Image: Honoré Daumier contra los franceses

Image: Honoré Daumier contra los franceses

Exposiciones

Honoré Daumier contra los franceses

Honoré Daumier

30 octubre, 2008 01:00

'Deux acteurs...', 1870-1873

Comisaria: Gloria Moure. Sala de Arte de la Ciudad Financiera. Fundación Banco Santander. Boadilla del Monte. Hasta el 11 de enero de 2009.

Galería de imágenes

Los artistas y escritores admiradores de Daumier que promovieron en la galería Durand-Ruel poco antes de su muerte, en 1878, la primera exposición a él dedicada quisieron destacar su valor como pintor y dibujante, más que como caricaturista. Tenían razón. Las pinturas de Daumier tienen una intensidad y un dramatismo esenciales, basados en el balance de masas y en las sombras, que sitúan esta faceta de su obra muy por encima de cualquier otra. Uno de los nueve cuadritos -solía utilizar pequeños formatos, tal vez porque siempre anduvo mal de dinero- traídos aquí constituye un excelente ejemplo de ello: el friso de medias figuras Los abogados (1860), que muestra cómo, con una libertad de pincelada reseñable, captaba los caracteres más allá de la caricatura. Esta exposición, no obstante, está mayoritariamente integrada por caricaturas (98 de un total de 121); proporción que se corresponde con la producción total de Daumier, que hizo alrededor de 4.000 litografías y sólo 230 pinturas. Pintó tardíamente, y sólo cuando la interrupción de su frenética actividad como dibujante satírico se lo permitió: hacia 1848 y entre 1860 y 1863.

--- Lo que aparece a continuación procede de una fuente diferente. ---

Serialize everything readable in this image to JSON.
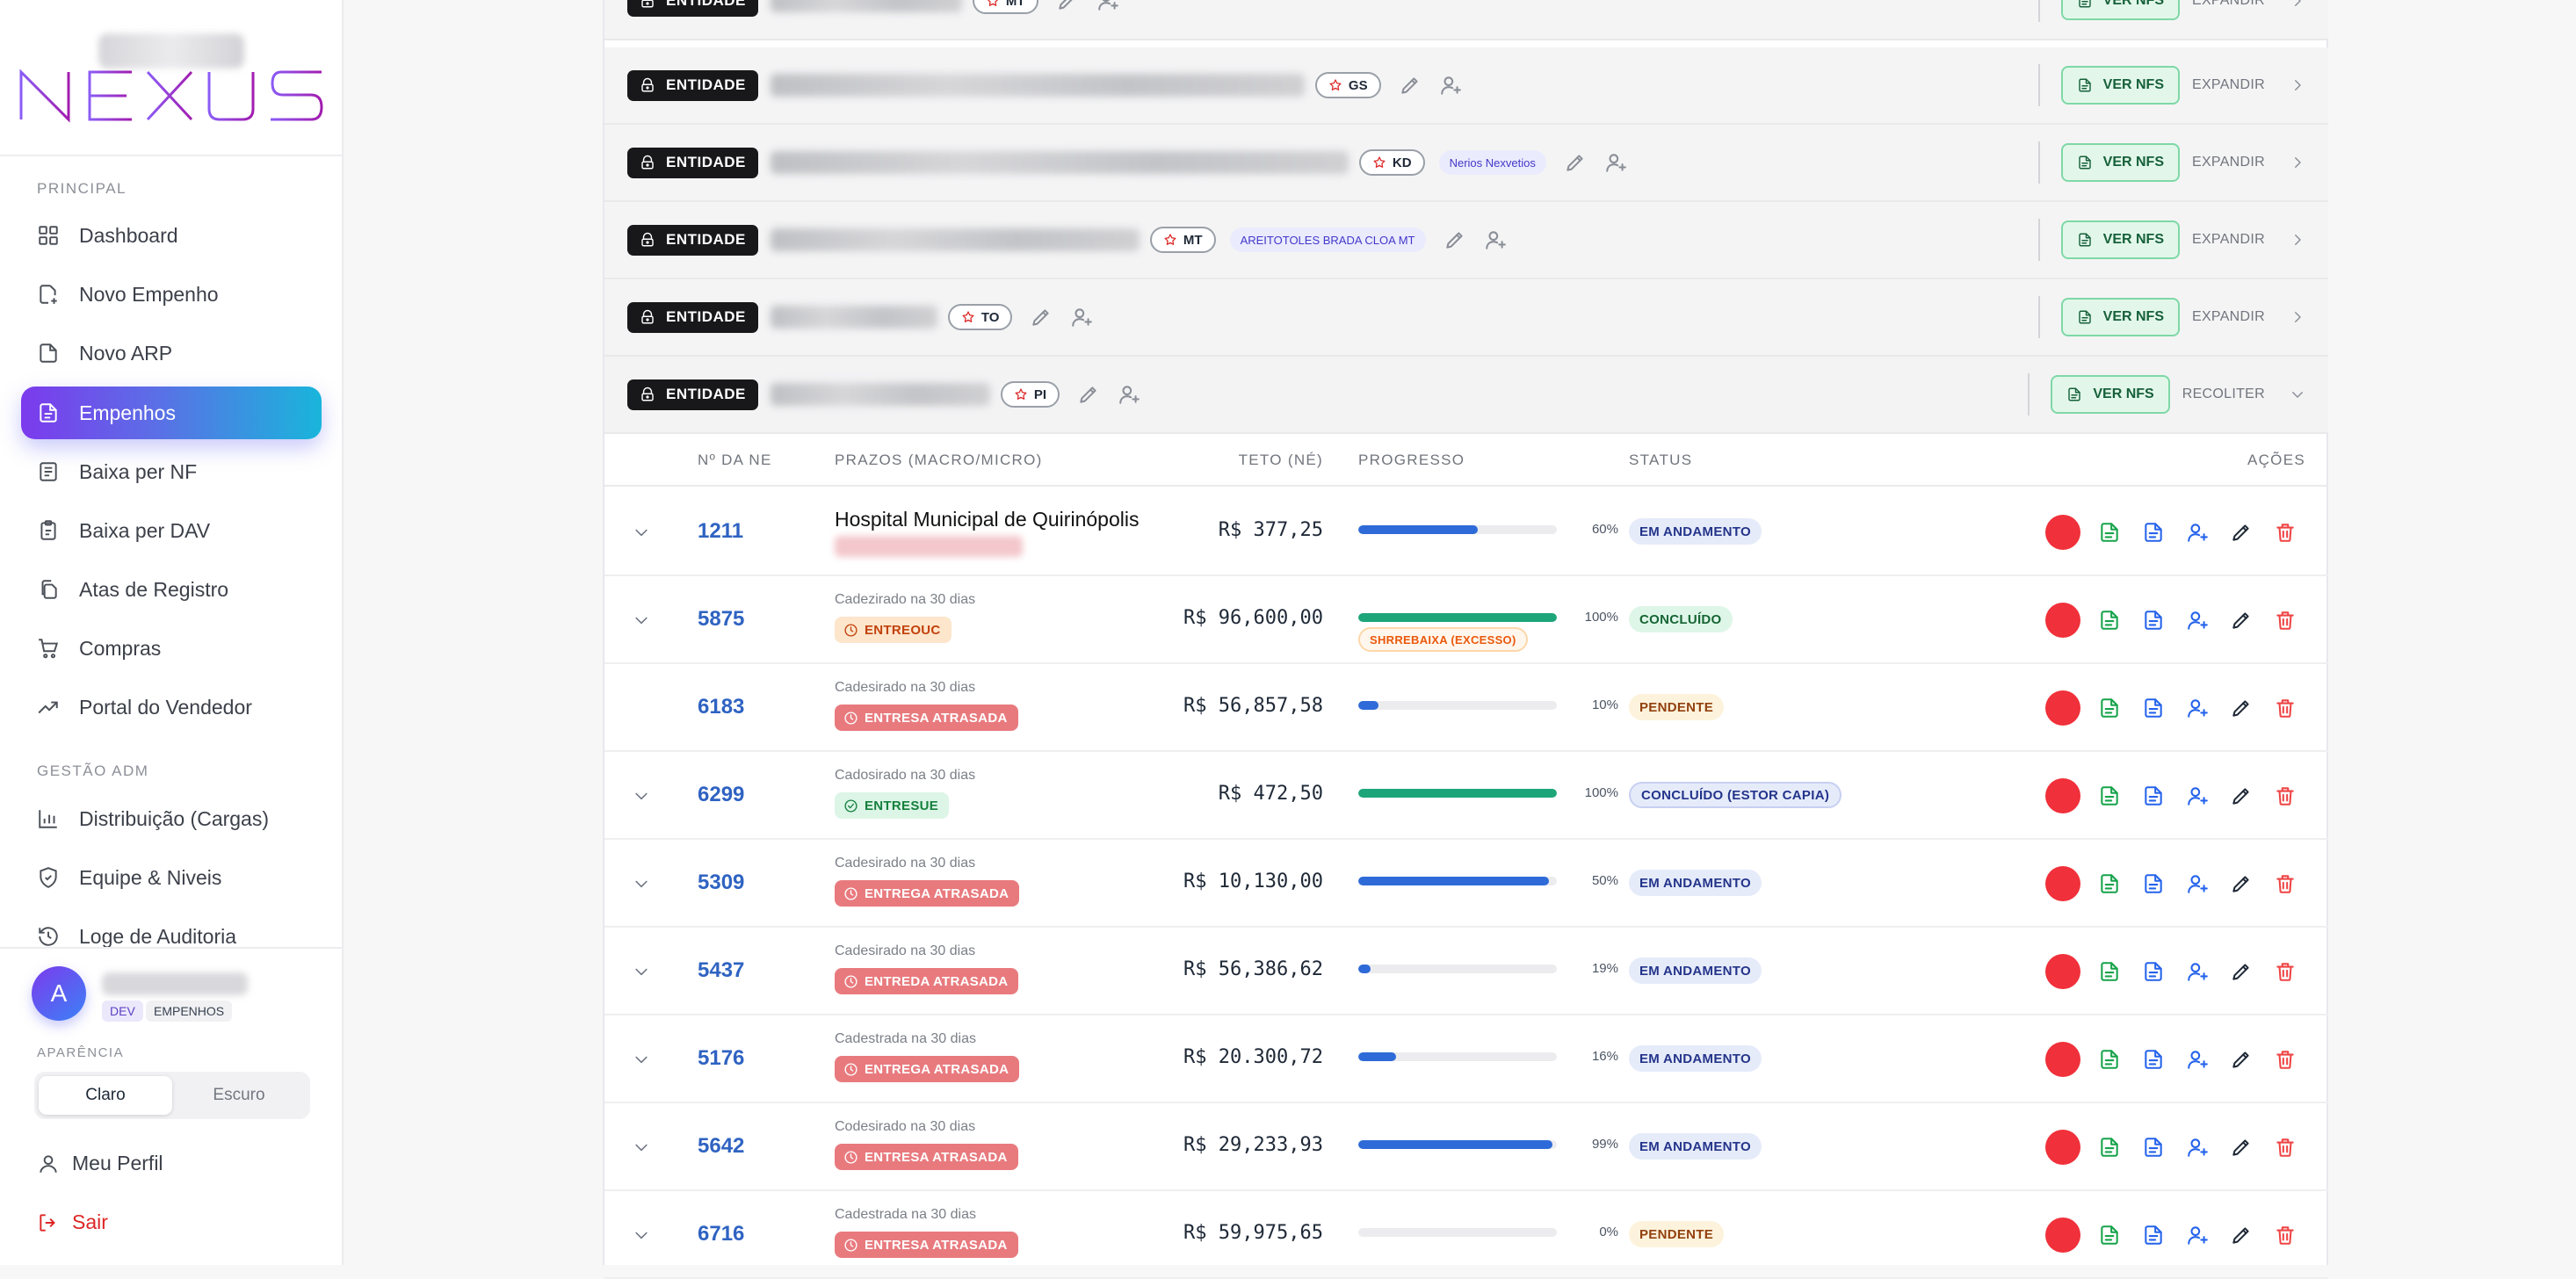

Las obras expuestas, con las que la Fundación Banco Santander celebra el bicentenario del nacimiento del artista, proceden todas del Museo Armand Hammer de Los ángeles, poseedor de la práctica totalidad de la gráfica del artista. Hammer fue un magnate del petróleo de raíces rusas muy metido en política -se sospecha que fue espía para los soviéticos-, polémico y mediático, y llegó a tener una colección de arte grande pero irregular. La mayor parte de las obras de Daumier las compró en lotes: en 1976, más de 4.000 grabados a George Longstreet y, a principios de los 80, unos 3.000 a Hans Rothe. Unas copias son más valiosas que otras: de las páginas de los periódicos en los que se imprimían sus caricaturas a las estampas coloreadas a mano, sobre papel de mayor calidad. El montaje es elegante, pero se echan de menos más aclaraciones sobre el sentido de las caricaturas. Hay básicamente dos tipos de escena: las que hacen crítica social y las que hacen referencia a acontecimientos muy concretos de la vida política francesa. Sin las claves, se nos escapa en gran medida el significado. No bastan los pequeños textos que acompañan a los dibujos, casi siempre redactados por Charles Philipon, personaje clave en la trayectoria de Daumier: republicano como él, dirigió La Silhouette y La Caricature, en los que se inició la carrera del artista, y después Le Charivari, periódico en el que éste colaboró desde 1833 a 1872 y en el que publicó cerca de 3.900 litografías. Con sólo cuatro páginas, sus ataques a la monarquía de Luis Felipe fueron tan salvajes que tuvo que acudir a veinte procesos judiciales; en uno de ellos, Daumier fue condenado a seis meses de cárcel por representar al rey como Gargantúa. Junto a él, publicaron caricaturas en el periódico Nadar, Grandville, Gustave Doré y muchos otros.

La visita es más complicada de la cuenta: los laborables sólo se puede acceder con el autobús que parte a las 10 de Castellana 24, previa reserva. Los sábados y domingos se puede ir por libre, pero hay que cumplir con unas estrictas condiciones de acceso.